Every outbound HTTP from the agent loop (and from webhook delivery) passes through a cluster-wide SSRF policy loaded once from environment variables at startup. Default behavior matches the pre-PR-2 hardcoded blocks; operators can adjust without code changes:

FLOOPY_OUTBOUND_SSRF_BLOCK_LOOPBACK=true
FLOOPY_OUTBOUND_SSRF_BLOCK_PRIVATE=true       # RFC1918
FLOOPY_OUTBOUND_SSRF_BLOCK_LINK_LOCAL=true    # incl. 169.254.169.254 cloud metadata
FLOOPY_OUTBOUND_SSRF_BLOCK_MULTICAST=true
FLOOPY_OUTBOUND_SSRF_BLOCK_CGNAT=true         # 100.64/10
FLOOPY_OUTBOUND_SSRF_BLOCK_ULA_V6=true        # fc00::/7
FLOOPY_OUTBOUND_SSRF_EXTRA_BLOCKED_CIDRS=     # CSV of v4 CIDRs
FLOOPY_OUTBOUND_SSRF_ALLOWLIST_CIDRS=         # CSV; overrides every block

A block during the agent loop aborts the entire request with HTTP 403 (outbound_ssrf_blocked: ssrf_blocked:{reason}:{ip}). It does not feed the error back to the LLM as a tool result, because that would let an attacker who controls an MCP server URL probe Floopy’s internal network one tool call at a time.

Tool argument validation

Every tool call produced by the LLM is re-validated against the inputSchema returned by the upstream’s tools/list before Floopy dispatches it. A schema violation surfaces as a tool error fed back to the LLM rather than a hard crash — the loop continues, and the model gets a chance to retry with corrected arguments. SSRF blocks (above) are the only fatal class.

Observability

Each round writes to ClickHouse request_response_rmt with:

surface = 'agent'
agent_run_id — UUID; equals the request_id of round 0 and is reused across rounds.
round_index — zero-based.
tool_call_index — NULL on the LLM-call row; carried separately in audit rows for per-tool dispatches.
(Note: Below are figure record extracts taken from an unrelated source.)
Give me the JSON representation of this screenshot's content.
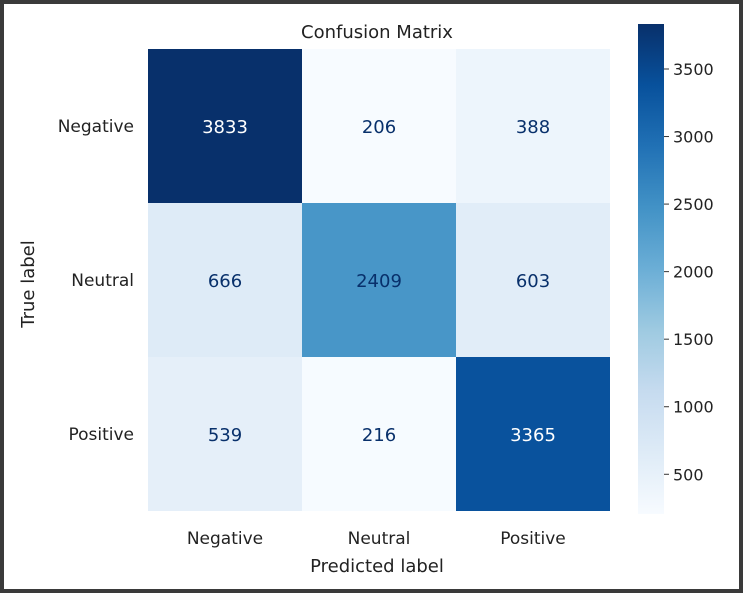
{
  "chart_data": {
    "type": "heatmap",
    "title": "Confusion Matrix",
    "xlabel": "Predicted label",
    "ylabel": "True label",
    "x_categories": [
      "Negative",
      "Neutral",
      "Positive"
    ],
    "y_categories": [
      "Negative",
      "Neutral",
      "Positive"
    ],
    "matrix": [
      [
        3833,
        206,
        388
      ],
      [
        666,
        2409,
        603
      ],
      [
        539,
        216,
        3365
      ]
    ],
    "colormap": "Blues",
    "colorbar": {
      "ticks": [
        500,
        1000,
        1500,
        2000,
        2500,
        3000,
        3500
      ],
      "range": [
        206,
        3833
      ]
    },
    "grid": false
  }
}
Each tool call writes one audit_log.agent.tool_call row with (agent_run_id, round_index, tool_call_index, server_id, tool, status, latency_ms).

The orchestrator opens a routing_execute span around the whole agent invocation, with N child agent_round_{idx} spans (one per LLM dispatch) carrying round_index and agent_run_id attributes. Join all of these by agent_run_id for end-to-end traceability.

Disabling

Per-request: send floopy-mcp-disabled: true header.
Per-server: toggle the Switch on the Server card.
Per-org: remove has_mcp_outbound from the plan, or disable every server.
Per-runtime tweak: set tool_cache_ttl_seconds = 0 to disable just the cache, or max_rounds = 1 to force single-shot behavior.

The loop’s overhead when inactive is one boolean check on OrgContext.mcp_agent_active plus one optional header read.